Ma France
Ma France métissée. La télévision qui, avec sa propagande, nous met si souvent en colère, nous permet aussi parfois de vivre d’intenses moments d’émotion. Ce fut le cas mardi soir en écoutant le Chant des Partisans qui accompagnait le cercueil de Joséphine Baker dans sa lente montée vers le Panthéon. La France, ma France ouverte sur le monde, accueillante, respectueuse des différences, rendait hommage à l’artiste qui détourna les stéréotypes coloniaux pour les ridiculiser ; la Résistante au nazisme ; la combattante pour les droits civiques et contre le racisme ; la femme audacieuse, provocatrice parfois, en un mot libre ; la maman de la famille arc en ciel.
Du discours du Président de la République, j’ai retenu cette phrase: «l’universalisme, l’unité du genre humain, la défense de tous avant l’identité de chacun. » Pourquoi opposer « universalisme « et « identité ». L’universalisme, ne saurait être, à mon sens, la négation des cultures. L’unité du genre humain se construit en permanence de l’apport des « identités » qui s’enrichissent mutuellement et s’affinent au contact de l’Autre.
L’hommage rendu à Joséphine Baker est mérité, mais il est dommage qu’elle ait été préférée à Gisèle Halimi, la défenseure des patriotes algériens qui luttaient pour l’indépendance de leur pays. Les deux méritent leur place au Panthéon.
Ne pas se laisser abuser par les apparences
Nous vivons une situation mondiale dangereuse dont il est parfois difficile de décrypter les ressorts. Contrairement aux années 50 du siècle dernier, quand l’affrontement Est/Ouest apparaissait comme la conséquence de l’antagonisme entre socialisme et capitalisme, aujourd’hui, depuis l’implosion de l’URSS et sa conversion à l’économie de marché, les repères sont brouillés. La volonté du capitalisme de dominer le monde pourtant demeure. C’est dans sa nature même. Pour maintenir ses profits, il s’efforce d’avoir accès dans les meilleures conditions pour lui, aux sources de matières premières et aux marchés potentiels. Et il est prêt pour cela à s’opposer par tous les moyens aux revendications populaires et abattre les régimes qui peu ou prou s’opposent à sa domination. Cela lui est d’autant plus facile quand ces régimes sont coupés de leur peuple et ne disposent pas d’un soutien populaire leur permettant de résister à ces entreprises de déstabilisation. Il bénéficie d’un autre atout, le recul, à part quelques exceptions, des idéologies progressistes et la récupération et le dévoiement des aspirations populaires par des idéologies rétrogrades dont certaines se réclament abusivement des religions. Le combat contre le « jidahisme », contre le « terrorisme islamique » sert désormais de prétexte aux interventions militaires contre les soulèvements populaires qui malheureusement empruntent cette forme.
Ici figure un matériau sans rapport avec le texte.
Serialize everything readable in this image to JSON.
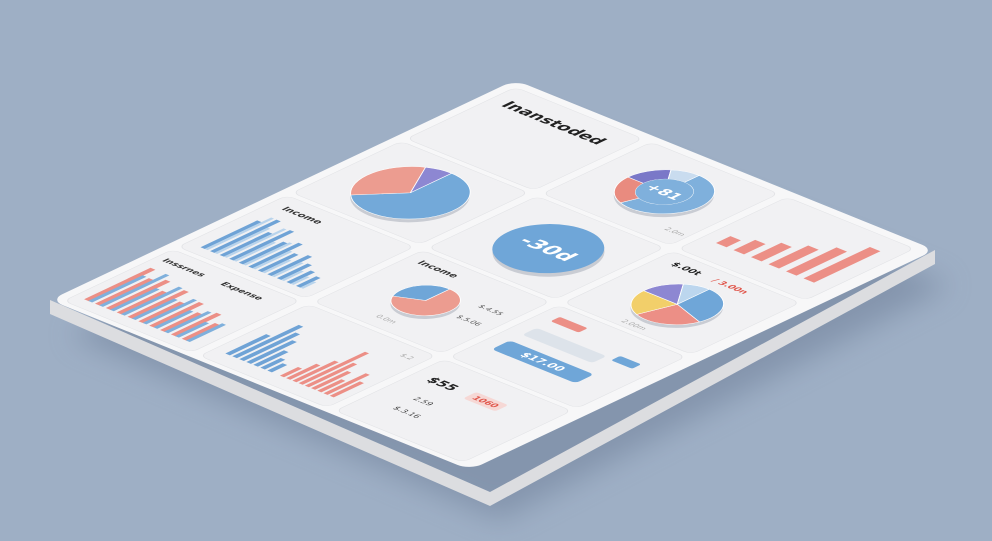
{
  "title": "Inanstoded",
  "kpi_donut": {
    "label": "+81",
    "note": "2.0m",
    "values": [
      55,
      20,
      15,
      10
    ],
    "colors": [
      "#7fb0dc",
      "#e98b7f",
      "#7a78c8",
      "#c9dcef"
    ]
  },
  "top_bars": {
    "values": [
      20,
      30,
      42,
      55,
      70,
      92
    ],
    "color": "#ec8f86"
  },
  "main_pie": {
    "values": [
      62,
      30,
      8
    ],
    "colors": [
      "#73a9d9",
      "#ec9c90",
      "#8d87d2"
    ]
  },
  "status_donut": {
    "label": "-30d",
    "color": "#6fa6d8"
  },
  "side_pie": {
    "label": "$.00t",
    "sublabel": "/ 3.00n",
    "note": "2.00m",
    "values": [
      30,
      25,
      20,
      15,
      10
    ],
    "colors": [
      "#6fa6d8",
      "#ec8f86",
      "#f2cf6a",
      "#8d87d2",
      "#bcd6ee"
    ]
  },
  "income_bars": {
    "title": "Income",
    "values": [
      70,
      82,
      60,
      75,
      55,
      62,
      45,
      50,
      38,
      30,
      25
    ],
    "values2": [
      50,
      40,
      45,
      30,
      35,
      28,
      20,
      22,
      15,
      12,
      10
    ],
    "color": "#6fa3d6",
    "color2": "#b9d4ec"
  },
  "income_pie": {
    "title": "Income",
    "values": [
      68,
      32
    ],
    "colors": [
      "#ec9c90",
      "#6fa6d8"
    ],
    "labels": [
      "$.4.55",
      "$.5.06"
    ],
    "note": "0.0m"
  },
  "controls": {
    "button": "$17.00",
    "color": "#6fa6d8"
  },
  "summary": {
    "amount": "$55",
    "badge": "1060",
    "rows": [
      "2.59",
      "$.3.16"
    ]
  },
  "inc_exp": {
    "titles": [
      "Inssrnes",
      "Expense"
    ],
    "values": [
      80,
      65,
      72,
      55,
      68,
      50,
      60,
      45,
      55,
      40
    ],
    "values2": [
      45,
      55,
      38,
      48,
      35,
      42,
      30,
      36,
      25,
      30
    ],
    "color": "#ec8f86",
    "color2": "#7fb0dc"
  },
  "bottom_bars": {
    "values": [
      40,
      65,
      55,
      45,
      30,
      20,
      15
    ],
    "values2": [
      15,
      25,
      35,
      55,
      40,
      30,
      20,
      35,
      25
    ],
    "color": "#6fa3d6",
    "color2": "#ec8f86",
    "note": "$.2"
  }
}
C’est au prétexte de ce qui apparait comme une croisade pour la démocratie, qu’ont été détruits les régimes qui régnaient en Afghanistan, en Irak, en Libye dont les territoires, les populations et les ressources sont désormais sous domination occidentale ; qu’une guerre atroce a ravagé la Syrie, cependant sans parvenir jusqu’à maintenant, à l’abattre ; que les entreprises de déstabilisation se multiplient au Liban ; que l’Algérie est dans le collimateur des impérialismes français et US avec l’aide d’Israël et du Maroc ; que perdure la Françafrique et l’opération Barkhane ; que les USA soutiennent la colonisation de la Palestine par Israël et celle du Sahara Occidental par le Maroc.
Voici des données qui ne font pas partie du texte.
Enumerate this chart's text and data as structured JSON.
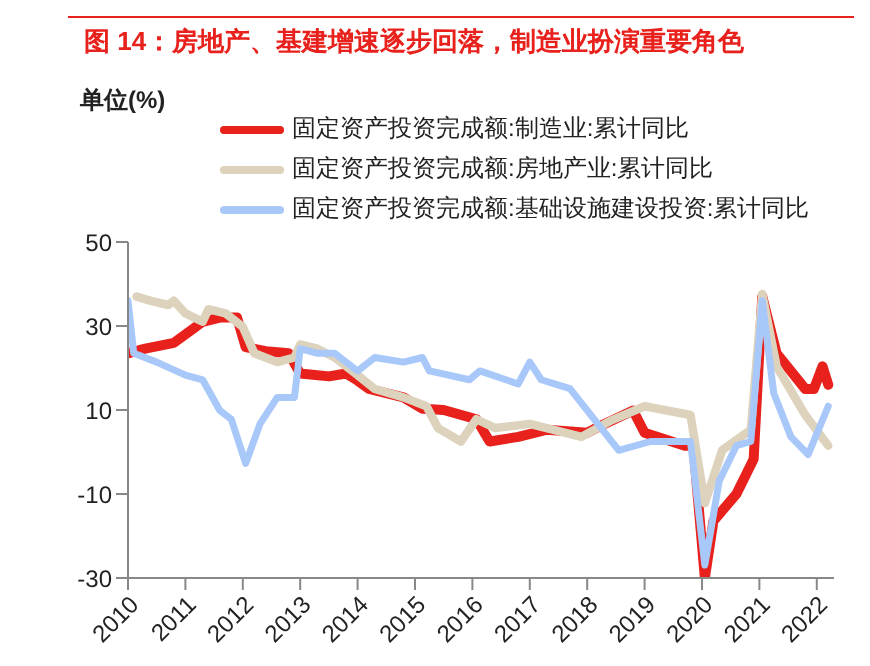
{
  "chart_data": {
    "type": "line",
    "title": "图 14：房地产、基建增速逐步回落，制造业扮演重要角色",
    "ylabel": "单位(%)",
    "xlim": [
      2010,
      2022.3
    ],
    "xticks": [
      2010,
      2011,
      2012,
      2013,
      2014,
      2015,
      2016,
      2017,
      2018,
      2019,
      2020,
      2021,
      2022
    ],
    "ylim": [
      -30,
      50
    ],
    "yticks": [
      -30,
      -10,
      10,
      30,
      50
    ],
    "grid": false,
    "legend": "top",
    "marker": "none",
    "line_style": "solid",
    "series": [
      {
        "name": "固定资产投资完成额:制造业:累计同比",
        "color": "#e8211c",
        "x": [
          2010.0,
          2010.3,
          2010.8,
          2011.1,
          2011.3,
          2011.6,
          2011.9,
          2012.05,
          2012.4,
          2012.8,
          2013.0,
          2013.5,
          2013.8,
          2014.0,
          2014.2,
          2014.8,
          2015.13,
          2015.5,
          2016.07,
          2016.3,
          2016.8,
          2017.3,
          2018.0,
          2018.2,
          2018.8,
          2019.0,
          2019.7,
          2019.85,
          2020.05,
          2020.2,
          2020.6,
          2020.9,
          2021.05,
          2021.3,
          2021.8,
          2021.95,
          2022.1,
          2022.2
        ],
        "values": [
          23.5,
          24.6,
          26,
          29,
          31,
          32,
          32,
          25,
          24,
          23.5,
          18.7,
          18,
          18.7,
          17,
          15,
          13,
          10.3,
          10,
          7.8,
          2.5,
          3.6,
          5.3,
          4.6,
          6,
          9.9,
          4.6,
          1.5,
          1.5,
          -30,
          -16.4,
          -10,
          -1.7,
          37,
          23.5,
          15,
          15,
          20.4,
          16
        ]
      },
      {
        "name": "固定资产投资完成额:房地产业:累计同比",
        "color": "#ddd3bc",
        "x": [
          2010.15,
          2010.4,
          2010.7,
          2010.8,
          2011.0,
          2011.3,
          2011.4,
          2011.7,
          2012.0,
          2012.2,
          2012.6,
          2012.9,
          2013.0,
          2013.3,
          2013.6,
          2014.0,
          2014.3,
          2014.8,
          2015.2,
          2015.4,
          2015.8,
          2016.07,
          2016.4,
          2017.0,
          2017.9,
          2018.4,
          2019.0,
          2019.8,
          2020.05,
          2020.35,
          2020.85,
          2021.05,
          2021.3,
          2021.8,
          2022.2
        ],
        "values": [
          37,
          36,
          35,
          36,
          33,
          31,
          34,
          33,
          29.8,
          23.5,
          21.4,
          22.5,
          25.6,
          24.6,
          22.5,
          18.3,
          15,
          13,
          10.9,
          5.7,
          2.5,
          7.8,
          5.7,
          6.7,
          3.6,
          7.4,
          10.9,
          8.8,
          -12.2,
          0.4,
          5.3,
          37.6,
          20.4,
          8.8,
          1.5
        ]
      },
      {
        "name": "固定资产投资完成额:基础设施建设投资:累计同比",
        "color": "#a8c8fa",
        "x": [
          2010.0,
          2010.1,
          2010.5,
          2011.0,
          2011.3,
          2011.6,
          2011.8,
          2012.05,
          2012.3,
          2012.6,
          2012.9,
          2013.0,
          2013.3,
          2013.6,
          2014.0,
          2014.3,
          2014.8,
          2015.13,
          2015.25,
          2015.95,
          2016.13,
          2016.8,
          2017.0,
          2017.2,
          2017.7,
          2018.55,
          2019.1,
          2019.8,
          2020.05,
          2020.3,
          2020.6,
          2020.85,
          2021.05,
          2021.25,
          2021.55,
          2021.85,
          2022.2
        ],
        "values": [
          36,
          23.5,
          21.4,
          18.3,
          17.2,
          9.9,
          7.8,
          -2.7,
          6.7,
          13,
          13,
          24.6,
          23.5,
          23.5,
          19.3,
          22.5,
          21.4,
          22.5,
          19.3,
          17.2,
          19.3,
          16.2,
          21.4,
          17.2,
          15.1,
          0.4,
          2.5,
          2.5,
          -26.9,
          -6.9,
          1.5,
          2.5,
          36,
          14,
          3.6,
          -0.6,
          10.9
        ]
      }
    ]
  }
}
Le « terrorisme islamique » doit certes être combattu – sans tomber dans la répression antireligieuse - et nous ne devons pas accepter qu’il serve de prétexte à des interventions militaires comme au Sahel où la présence de l’armée française nourrit les rancoeurs et amplifie les ralliements au « jihadisme ». Ni qu’il cache à nos yeux le bienfondé des revendications populaires dont il se fait frauduleusement le porte-parole. C’est en répondant de façon positive à ces revendications que l’on assèchera le terreau sur lequel prolifère le terrorisme. Rien ne doit nous détourner du combat contre le capitalisme mondialisé responsable des malheurs des peuples.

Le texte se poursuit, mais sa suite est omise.